How to count how many consonants are in a string?

Question

Am I somewhere near the solution? I always get a double number of the consonants.

I was convinced that this was the correct approach.

function consonants(str) {
  var countConsonants = 0;

  for (var i = 0; i <= str.length; i++) {

    if (str[i] !== "a" || str[i] !== "e" || str[i] !== "i" ||
      str[i] !== "o" || str[i] !== "u" || str[i] !== " ") {
      countConsonants += 1;
    }
  }
  return (countConsonants);
}
consonants("asdfghaaa");

I am expecting an answer of 5 i.e. sdfgh are the consonants.

Answer 1

Your logic is flawed, The operator in your condition should be AND && not OR ||, since you want to compare all the chars not just one of them :

function consonants(str) {
  var countConsonants = 0;

  for (var i = 0; i < str.length; i++) {

    if (str[i] !== "a" && str[i] !== "e" && str[i] !== "i" &&
      str[i] !== "o" && str[i] !== "u" && str[i] !== " ") {
      countConsonants++;
    }
  }
  return (countConsonants);
}
console.log(consonants("asdfghaaa"));

NOTE : The loop should stop at length-1 since arrays are 0 based, so replace :

for (var i = 0; i <= str.length; i++) {
__________________^^

By :

for (var i = 0; i < str.length; i++) {
__________________^

Hope this helps.

Answer 2

The main problem in counts lies within your conditions.

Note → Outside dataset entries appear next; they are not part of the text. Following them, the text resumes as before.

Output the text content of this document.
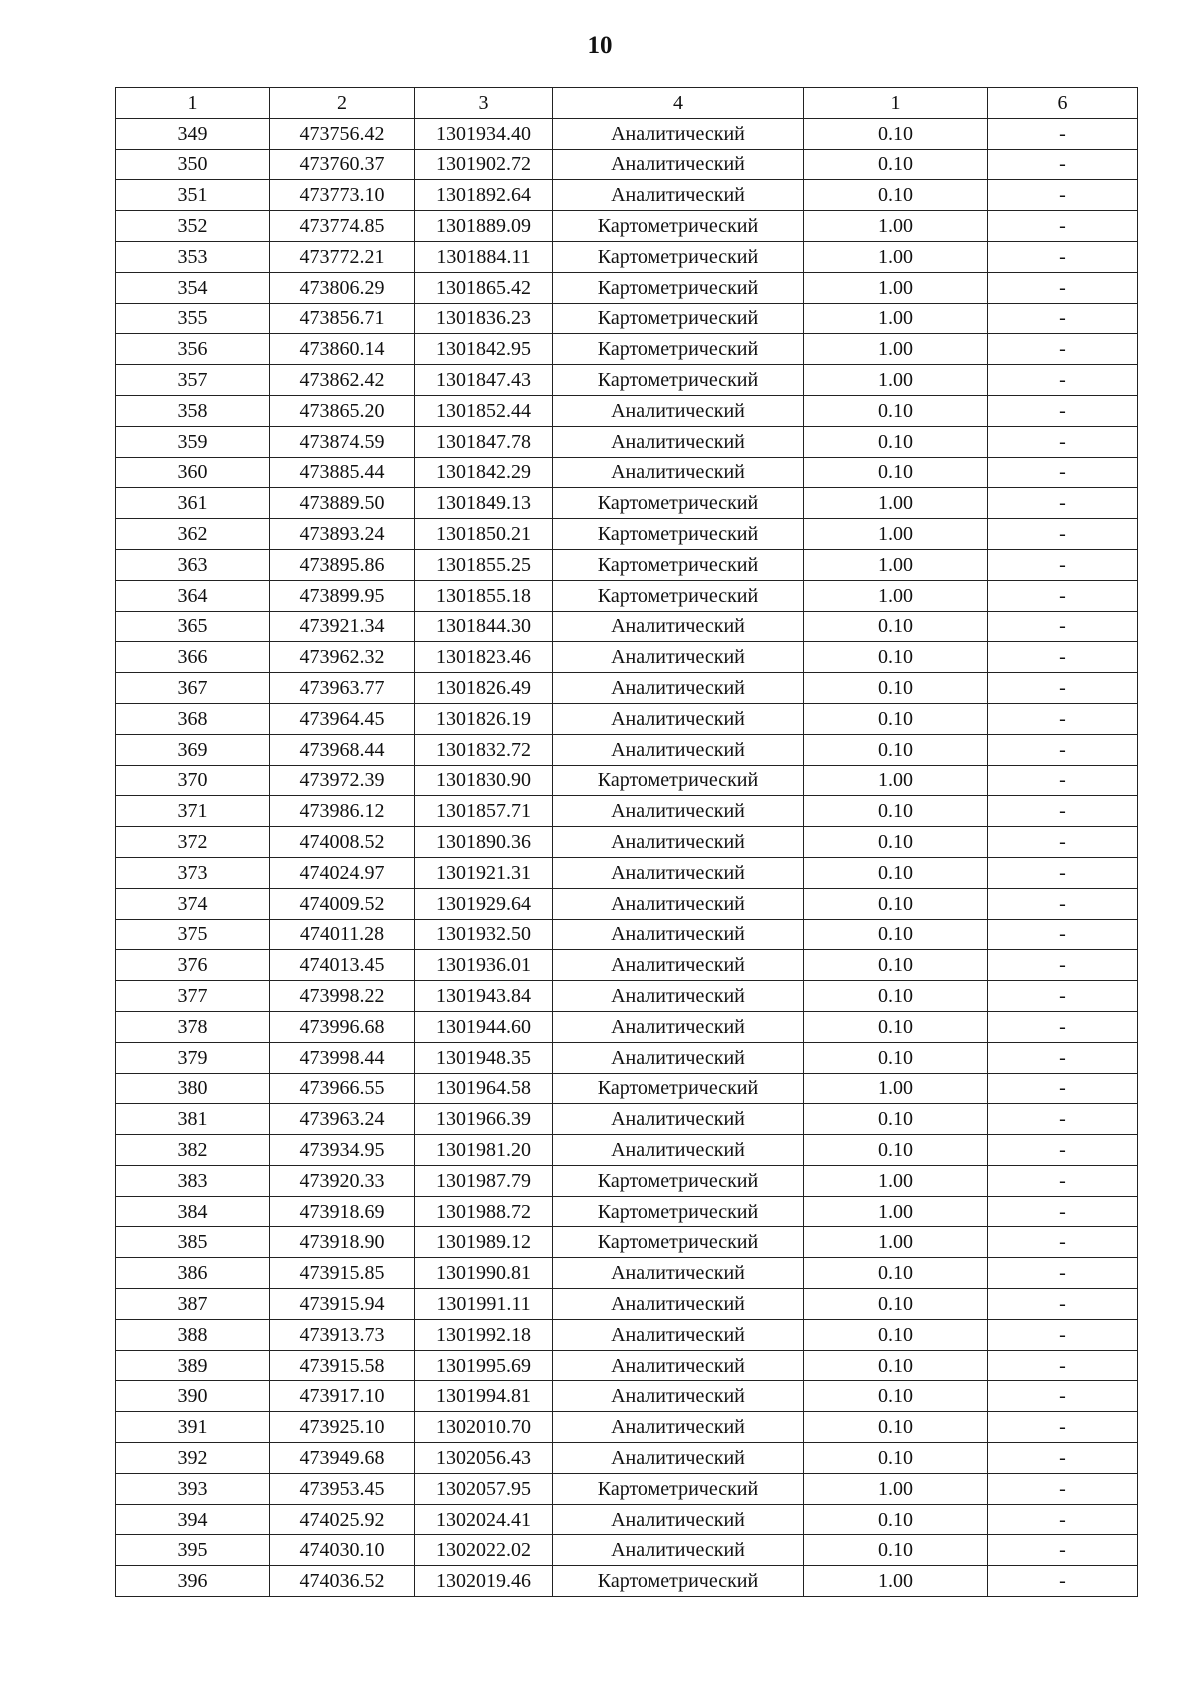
10
1	2	3	4	1	6
349	473756.42	1301934.40	Аналитический	0.10	-
350	473760.37	1301902.72	Аналитический	0.10	-
351	473773.10	1301892.64	Аналитический	0.10	-
352	473774.85	1301889.09	Картометрический	1.00	-
353	473772.21	1301884.11	Картометрический	1.00	-
354	473806.29	1301865.42	Картометрический	1.00	-
355	473856.71	1301836.23	Картометрический	1.00	-
356	473860.14	1301842.95	Картометрический	1.00	-
357	473862.42	1301847.43	Картометрический	1.00	-
358	473865.20	1301852.44	Аналитический	0.10	-
359	473874.59	1301847.78	Аналитический	0.10	-
360	473885.44	1301842.29	Аналитический	0.10	-
361	473889.50	1301849.13	Картометрический	1.00	-
362	473893.24	1301850.21	Картометрический	1.00	-
363	473895.86	1301855.25	Картометрический	1.00	-
364	473899.95	1301855.18	Картометрический	1.00	-
365	473921.34	1301844.30	Аналитический	0.10	-
366	473962.32	1301823.46	Аналитический	0.10	-
367	473963.77	1301826.49	Аналитический	0.10	-
368	473964.45	1301826.19	Аналитический	0.10	-
369	473968.44	1301832.72	Аналитический	0.10	-
370	473972.39	1301830.90	Картометрический	1.00	-
371	473986.12	1301857.71	Аналитический	0.10	-
372	474008.52	1301890.36	Аналитический	0.10	-
373	474024.97	1301921.31	Аналитический	0.10	-
374	474009.52	1301929.64	Аналитический	0.10	-
375	474011.28	1301932.50	Аналитический	0.10	-
376	474013.45	1301936.01	Аналитический	0.10	-
377	473998.22	1301943.84	Аналитический	0.10	-
378	473996.68	1301944.60	Аналитический	0.10	-
379	473998.44	1301948.35	Аналитический	0.10	-
380	473966.55	1301964.58	Картометрический	1.00	-
381	473963.24	1301966.39	Аналитический	0.10	-
382	473934.95	1301981.20	Аналитический	0.10	-
383	473920.33	1301987.79	Картометрический	1.00	-
384	473918.69	1301988.72	Картометрический	1.00	-
385	473918.90	1301989.12	Картометрический	1.00	-
386	473915.85	1301990.81	Аналитический	0.10	-
387	473915.94	1301991.11	Аналитический	0.10	-
388	473913.73	1301992.18	Аналитический	0.10	-
389	473915.58	1301995.69	Аналитический	0.10	-
390	473917.10	1301994.81	Аналитический	0.10	-
391	473925.10	1302010.70	Аналитический	0.10	-
392	473949.68	1302056.43	Аналитический	0.10	-
393	473953.45	1302057.95	Картометрический	1.00	-
394	474025.92	1302024.41	Аналитический	0.10	-
395	474030.10	1302022.02	Аналитический	0.10	-
396	474036.52	1302019.46	Картометрический	1.00	-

You're increasing the number of consonants whenever one of the conditions fail (that's what || does, known as the OR operator). So whenever a character !== "a" OR !== "e", you're increasing the count, which is wrong. (Imagine that a is !== 'e', so you're counting a as a consonant).

Change the || binary operator to && (AND); this way, you're only increasing the consonant count whenever the current character str[i] is not among the values you're verifying for (a, e, i, o, u, ' ').

As others pointed out, you're also likely to run into an error as the max value of i should be Length-1.

There also other problems you need to consider:

• What happens when the character is an uppercase letter?
• What happens when the character is a punctuation mark or a number?

For a beginner, this may not be relevant, but it's well worth getting these techniques under your skin: It's more readable to create an array that contains all of the value you're verifying for ["a","e", etc] and then, for each char in the source string, just verify if array.indexOf(str[i]) >= 0 (which means that the character is included in the array).

Answer 3

Your answer is almost right. The only problem is || instead of &&. You're checking that it's not a AND it's not e AND it's not i, etc. Your function comes out true for every letter, since a is (not a || not e), right?

Answer 4

You can do

let str = 'asdfghaaa';

let result = str.split('').filter(e => e.match(/[^aeiou]/) != null).length;

console.log(result);

Answer 5

function consonants (str) {
    return str.match(/[aeoiu]/gi)||[].length;
}

May be not good for long string.